El viento
azotaba las enredaderas de la terraza. Un ruido escandaloso de pájaros marinos
envolvía la tarde. La lluvia fina empapaba la tierra que despedía perfume de
romero y barro. Mi tristeza desplegaba harapos en las cornisas de las casas
empastadas de desdichas.
Era invierno en
mi corazón. Estaba sentada y junto a mi hermana en la sala. De pronto, sonó la
campanilla de la puerta que daba a la calle del puerto. Acudí al insistente
sonido. Abrí grande los ojos, sorprendida… allí parada, sonriente, estaban
Teresa con Valentín tomados de la mano.
Cerré la celosía
que detenía el suave viento del mar. Corrí el visillo de encaje que enhebró la
mano rítmica de tía Virtudes, en largas tardes de ensoñación. Tapé, así, mis
miedos. Las nubes, sobre la casa eran gárgolas glotonas de humedad. Se
deslizaban entre las oscuras olas. Busqué con mirada atenta a Teresa, mi
hermana que siempre leía, embutida en una capa de cachemira, imitando a un
murciélago rosa, envuelta, suave, en sus alas tibias. En el regazo el
infaltable libro de terror, absorbía el tiempo y su alegría juvenil que se iba
agotando con cada uno que leía.
La busqué y allí
estaba, sentada junto a la chimenea. Miré en mi interior escudriñando la
memoria. ¿Cuándo comenzó esta manía en Teresa? No encontré ni el “cuándo” ni el
“cómo”, pero su carácter había cambiado. Ya no era la muchacha amable y
juguetona que creció en nuestro hogar.
Mis padres nunca
permitieron que nos llegaran rumores de hechos desgarrantes o fatales, que nos
provocaran miedos. Su infancia había sido un: “Acorralarlos con horrores, donde
demonios descomunales y brujos instigadores depredaban su inocencia infantil”.

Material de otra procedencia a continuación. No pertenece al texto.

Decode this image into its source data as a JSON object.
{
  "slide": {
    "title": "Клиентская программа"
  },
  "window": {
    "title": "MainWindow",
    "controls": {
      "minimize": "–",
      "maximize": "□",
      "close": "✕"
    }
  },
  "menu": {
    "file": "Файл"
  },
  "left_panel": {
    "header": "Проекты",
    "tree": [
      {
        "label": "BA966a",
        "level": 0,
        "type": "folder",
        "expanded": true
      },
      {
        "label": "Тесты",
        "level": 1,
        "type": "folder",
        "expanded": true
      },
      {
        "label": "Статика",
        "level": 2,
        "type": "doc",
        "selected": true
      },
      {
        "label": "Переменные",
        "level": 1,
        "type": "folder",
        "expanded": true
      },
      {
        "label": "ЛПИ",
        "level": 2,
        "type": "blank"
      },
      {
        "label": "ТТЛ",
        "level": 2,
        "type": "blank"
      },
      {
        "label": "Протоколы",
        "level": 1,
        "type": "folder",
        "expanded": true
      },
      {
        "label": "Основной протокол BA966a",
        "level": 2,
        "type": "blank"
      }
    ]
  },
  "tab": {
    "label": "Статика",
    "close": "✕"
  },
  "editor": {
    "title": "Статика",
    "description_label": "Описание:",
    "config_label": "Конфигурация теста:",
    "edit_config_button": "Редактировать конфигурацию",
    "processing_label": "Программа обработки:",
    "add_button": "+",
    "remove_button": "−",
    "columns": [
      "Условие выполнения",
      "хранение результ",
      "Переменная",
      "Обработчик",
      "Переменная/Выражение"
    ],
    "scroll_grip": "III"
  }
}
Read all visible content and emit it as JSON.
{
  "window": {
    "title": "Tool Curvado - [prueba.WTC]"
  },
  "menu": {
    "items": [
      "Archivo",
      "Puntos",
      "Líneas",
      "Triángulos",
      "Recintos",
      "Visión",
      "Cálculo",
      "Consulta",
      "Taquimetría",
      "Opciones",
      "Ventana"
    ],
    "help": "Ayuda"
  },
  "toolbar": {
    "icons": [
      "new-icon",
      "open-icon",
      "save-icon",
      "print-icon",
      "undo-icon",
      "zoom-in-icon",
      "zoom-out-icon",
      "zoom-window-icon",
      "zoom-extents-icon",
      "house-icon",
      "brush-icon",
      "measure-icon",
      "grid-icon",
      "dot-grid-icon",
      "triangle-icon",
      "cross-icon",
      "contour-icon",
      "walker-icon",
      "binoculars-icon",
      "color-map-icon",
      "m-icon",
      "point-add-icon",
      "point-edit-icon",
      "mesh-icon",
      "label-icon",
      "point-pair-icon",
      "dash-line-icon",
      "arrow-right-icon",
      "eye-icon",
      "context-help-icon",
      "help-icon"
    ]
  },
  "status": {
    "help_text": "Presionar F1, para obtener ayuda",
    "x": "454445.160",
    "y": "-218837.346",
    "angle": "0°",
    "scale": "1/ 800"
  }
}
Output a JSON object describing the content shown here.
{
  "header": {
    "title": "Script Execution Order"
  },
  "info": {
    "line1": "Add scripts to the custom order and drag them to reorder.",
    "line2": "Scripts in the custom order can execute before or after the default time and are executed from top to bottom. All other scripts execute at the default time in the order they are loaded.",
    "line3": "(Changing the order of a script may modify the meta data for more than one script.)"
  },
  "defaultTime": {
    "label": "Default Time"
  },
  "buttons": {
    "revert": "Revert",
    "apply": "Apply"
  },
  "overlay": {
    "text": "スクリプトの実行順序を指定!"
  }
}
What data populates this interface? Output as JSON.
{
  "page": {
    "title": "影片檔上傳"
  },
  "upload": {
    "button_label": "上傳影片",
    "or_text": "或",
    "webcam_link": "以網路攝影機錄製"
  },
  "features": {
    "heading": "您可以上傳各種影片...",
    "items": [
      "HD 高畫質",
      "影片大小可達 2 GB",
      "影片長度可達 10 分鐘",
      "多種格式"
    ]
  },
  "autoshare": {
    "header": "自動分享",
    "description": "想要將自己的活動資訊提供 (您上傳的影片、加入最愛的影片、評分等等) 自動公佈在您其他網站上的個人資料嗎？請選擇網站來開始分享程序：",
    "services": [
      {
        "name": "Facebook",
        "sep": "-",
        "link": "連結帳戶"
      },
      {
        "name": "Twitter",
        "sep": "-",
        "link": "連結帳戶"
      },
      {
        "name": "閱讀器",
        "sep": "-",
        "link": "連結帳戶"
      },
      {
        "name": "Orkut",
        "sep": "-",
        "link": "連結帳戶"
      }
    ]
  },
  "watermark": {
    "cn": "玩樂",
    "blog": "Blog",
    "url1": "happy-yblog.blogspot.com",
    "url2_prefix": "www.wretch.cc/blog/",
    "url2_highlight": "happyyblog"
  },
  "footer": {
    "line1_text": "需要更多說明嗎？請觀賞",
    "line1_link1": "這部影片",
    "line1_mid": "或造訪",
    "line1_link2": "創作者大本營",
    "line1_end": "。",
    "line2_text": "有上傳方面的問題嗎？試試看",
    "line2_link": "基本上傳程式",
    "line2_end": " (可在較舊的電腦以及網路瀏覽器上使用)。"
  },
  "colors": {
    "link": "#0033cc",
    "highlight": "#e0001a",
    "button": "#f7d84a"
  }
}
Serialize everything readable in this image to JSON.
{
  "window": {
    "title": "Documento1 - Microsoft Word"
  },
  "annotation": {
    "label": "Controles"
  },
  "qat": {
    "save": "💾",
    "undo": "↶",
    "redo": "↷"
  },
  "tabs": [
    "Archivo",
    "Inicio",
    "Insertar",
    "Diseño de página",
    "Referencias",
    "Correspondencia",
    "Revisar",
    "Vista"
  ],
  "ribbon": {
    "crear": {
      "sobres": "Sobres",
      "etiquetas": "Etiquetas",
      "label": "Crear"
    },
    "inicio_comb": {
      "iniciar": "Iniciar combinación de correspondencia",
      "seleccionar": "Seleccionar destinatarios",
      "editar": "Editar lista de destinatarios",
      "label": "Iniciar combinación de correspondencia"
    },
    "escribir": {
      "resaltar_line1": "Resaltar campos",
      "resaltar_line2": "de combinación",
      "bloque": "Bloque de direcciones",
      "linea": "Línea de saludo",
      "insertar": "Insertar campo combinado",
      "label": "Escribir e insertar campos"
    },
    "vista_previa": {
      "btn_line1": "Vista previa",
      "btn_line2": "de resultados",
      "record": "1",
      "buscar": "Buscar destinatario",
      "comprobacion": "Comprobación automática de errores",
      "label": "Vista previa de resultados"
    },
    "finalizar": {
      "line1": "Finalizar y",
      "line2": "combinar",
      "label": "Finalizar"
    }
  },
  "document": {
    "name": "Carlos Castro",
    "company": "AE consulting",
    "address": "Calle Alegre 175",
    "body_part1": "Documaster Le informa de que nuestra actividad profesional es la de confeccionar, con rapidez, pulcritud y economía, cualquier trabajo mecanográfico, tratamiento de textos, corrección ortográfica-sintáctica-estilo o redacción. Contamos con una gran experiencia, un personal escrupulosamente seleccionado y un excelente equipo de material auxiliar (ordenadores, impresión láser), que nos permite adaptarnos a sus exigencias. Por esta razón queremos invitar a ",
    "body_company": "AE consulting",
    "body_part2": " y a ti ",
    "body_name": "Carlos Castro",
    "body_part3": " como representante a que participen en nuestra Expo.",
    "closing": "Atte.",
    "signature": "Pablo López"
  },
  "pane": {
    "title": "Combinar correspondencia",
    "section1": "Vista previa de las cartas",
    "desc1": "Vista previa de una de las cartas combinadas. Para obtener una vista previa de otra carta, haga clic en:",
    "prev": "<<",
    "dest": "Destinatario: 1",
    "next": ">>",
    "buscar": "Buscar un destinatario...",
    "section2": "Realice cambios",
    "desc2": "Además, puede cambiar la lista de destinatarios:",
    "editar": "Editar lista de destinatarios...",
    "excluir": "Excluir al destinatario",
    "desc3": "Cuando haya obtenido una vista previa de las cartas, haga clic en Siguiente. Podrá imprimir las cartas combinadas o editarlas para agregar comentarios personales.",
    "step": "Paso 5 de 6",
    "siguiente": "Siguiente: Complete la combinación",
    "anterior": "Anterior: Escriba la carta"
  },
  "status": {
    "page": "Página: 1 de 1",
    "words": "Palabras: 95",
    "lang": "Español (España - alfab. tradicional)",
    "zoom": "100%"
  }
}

Las niñeras, guardianas justicieras, de la casa paterna, relataban historias o
los encerraban en los cuartos del planchado, alacenas oscuras o buhardillas
polvorientas castigando sus picardías de niños.
Tal vez
rememorando aquello, papá nos llevaba a la campiña. Nos permitía andar
descalzos corriendo en la gramilla. Cara al sol y a la vida que nos regaba su
esperanza. Así nuestra cabeza descubierta se abría a los sanos pensamientos de
libertad. Mamá nos leía en las tardes, frágiles historias de amor con finales felices
donde siempre “cazaban perdices”. Jamás relatos de ogros o brujas.
Entonces
llegamos a la edad en que tía Virtudes nos trajo una colección completa de
libros de aventuras, filibusteros, magos y fantasmas que nos permitieron
atravesar siglos de historias fantásticas. Imaginábamos maravillas que hoy
sabemos son irreales. Pero Teresa, había escapado en busca de un amor que nos traería mucho dolor. Si papá hubiera estado vivo, nos sentiríamos seguras, pero viendo a Valentín, con su mirada rugiente, el pensamiento nos sacó de la calma en que pasábamos los días.
Teresa era la menor y siempre rebelde, tomó la vida en sus manos descaradamente atrevida y torpe. El tiempo daría su respuesta. Nosotros sabíamos que esa sería otra historia de terror.